Menurut Green dan Haines (2002) dalam Asset building and community development, ada 7 aset utama atau di dalam buku ini disebut sebagai modal utama, yaitu:

1) Modal Manusia :

Sumber daya manusia yang berkualitas, investasi pada sumber daya manusia menjadi sangat penting yang berhubungan dengan kesehatan, pendidikan, kesejahteraan, dan harga diri seseorang. Pemetaan modal atau aset individu merupakan kegiatan menginventaris pengetahuan, kecerdasan, dan keterampilan yang dimiliki setiap warganya dalam sebuah komunitas, atau dengan kata lain, inventarisasi perorangan dapat dikelompokkan berdasarkan sesuatu yang berhubungan dengan hati, tangan, dan kepala.

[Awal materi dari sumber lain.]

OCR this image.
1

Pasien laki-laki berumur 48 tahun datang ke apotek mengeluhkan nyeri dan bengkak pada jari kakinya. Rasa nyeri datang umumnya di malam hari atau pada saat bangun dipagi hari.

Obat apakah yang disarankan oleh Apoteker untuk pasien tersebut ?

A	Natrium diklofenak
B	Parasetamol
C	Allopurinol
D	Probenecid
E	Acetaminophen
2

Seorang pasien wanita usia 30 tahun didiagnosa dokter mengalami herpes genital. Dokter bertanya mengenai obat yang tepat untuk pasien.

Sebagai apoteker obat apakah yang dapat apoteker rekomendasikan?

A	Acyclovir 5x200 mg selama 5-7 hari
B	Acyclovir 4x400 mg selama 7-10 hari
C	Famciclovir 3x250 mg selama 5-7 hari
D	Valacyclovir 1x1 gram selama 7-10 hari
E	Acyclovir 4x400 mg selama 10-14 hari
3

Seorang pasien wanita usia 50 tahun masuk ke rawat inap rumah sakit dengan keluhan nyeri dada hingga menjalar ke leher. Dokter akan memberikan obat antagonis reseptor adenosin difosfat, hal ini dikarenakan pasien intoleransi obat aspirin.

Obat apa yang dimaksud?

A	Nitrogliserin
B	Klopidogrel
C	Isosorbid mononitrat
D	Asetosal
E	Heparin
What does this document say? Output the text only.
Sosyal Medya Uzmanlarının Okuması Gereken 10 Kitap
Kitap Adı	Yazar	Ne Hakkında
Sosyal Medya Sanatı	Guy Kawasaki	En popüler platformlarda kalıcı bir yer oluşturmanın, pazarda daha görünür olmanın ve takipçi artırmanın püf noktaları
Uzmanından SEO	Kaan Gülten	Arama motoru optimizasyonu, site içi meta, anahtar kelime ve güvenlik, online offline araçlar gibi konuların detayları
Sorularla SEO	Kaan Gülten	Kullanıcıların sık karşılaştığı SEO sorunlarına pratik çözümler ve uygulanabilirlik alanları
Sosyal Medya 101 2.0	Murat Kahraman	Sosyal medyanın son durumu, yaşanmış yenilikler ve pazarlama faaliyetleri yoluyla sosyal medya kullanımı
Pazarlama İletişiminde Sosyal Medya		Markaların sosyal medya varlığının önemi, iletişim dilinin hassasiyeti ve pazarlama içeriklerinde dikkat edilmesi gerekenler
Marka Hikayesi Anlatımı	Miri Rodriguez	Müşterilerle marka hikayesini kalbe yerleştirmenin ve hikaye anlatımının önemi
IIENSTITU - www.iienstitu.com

Pendekatan lain mengelompokkan aset atau modal ini dengan melihat kecakapan seseorang yang berhubungan dengan kemasyarakatan, contohnya kecakapan memimpin sekelompok orang, dan kecakapan seseorang berkomunikasi dengan berbagai kelompok.  Kecakapan yang berhubungan dengan kewirausahaan, contohnya kecakapan dalam mengelola usaha, pemasaran, yang negosiasi.  Kecakapan yang berhubungan dengan seni dan budaya, contohnya kerajinan tangan, menari, bermain teater, dan bermain musik.

2) Modal Sosial

Norma dan aturan yang mengikat warga masyarakat yang ada di dalamnya dan mengatur pola perilaku warga, juga unsur kepercayaan (trust) dan jaringan (networking) antara unsur yang ada di dalam komunitas/masyarakat.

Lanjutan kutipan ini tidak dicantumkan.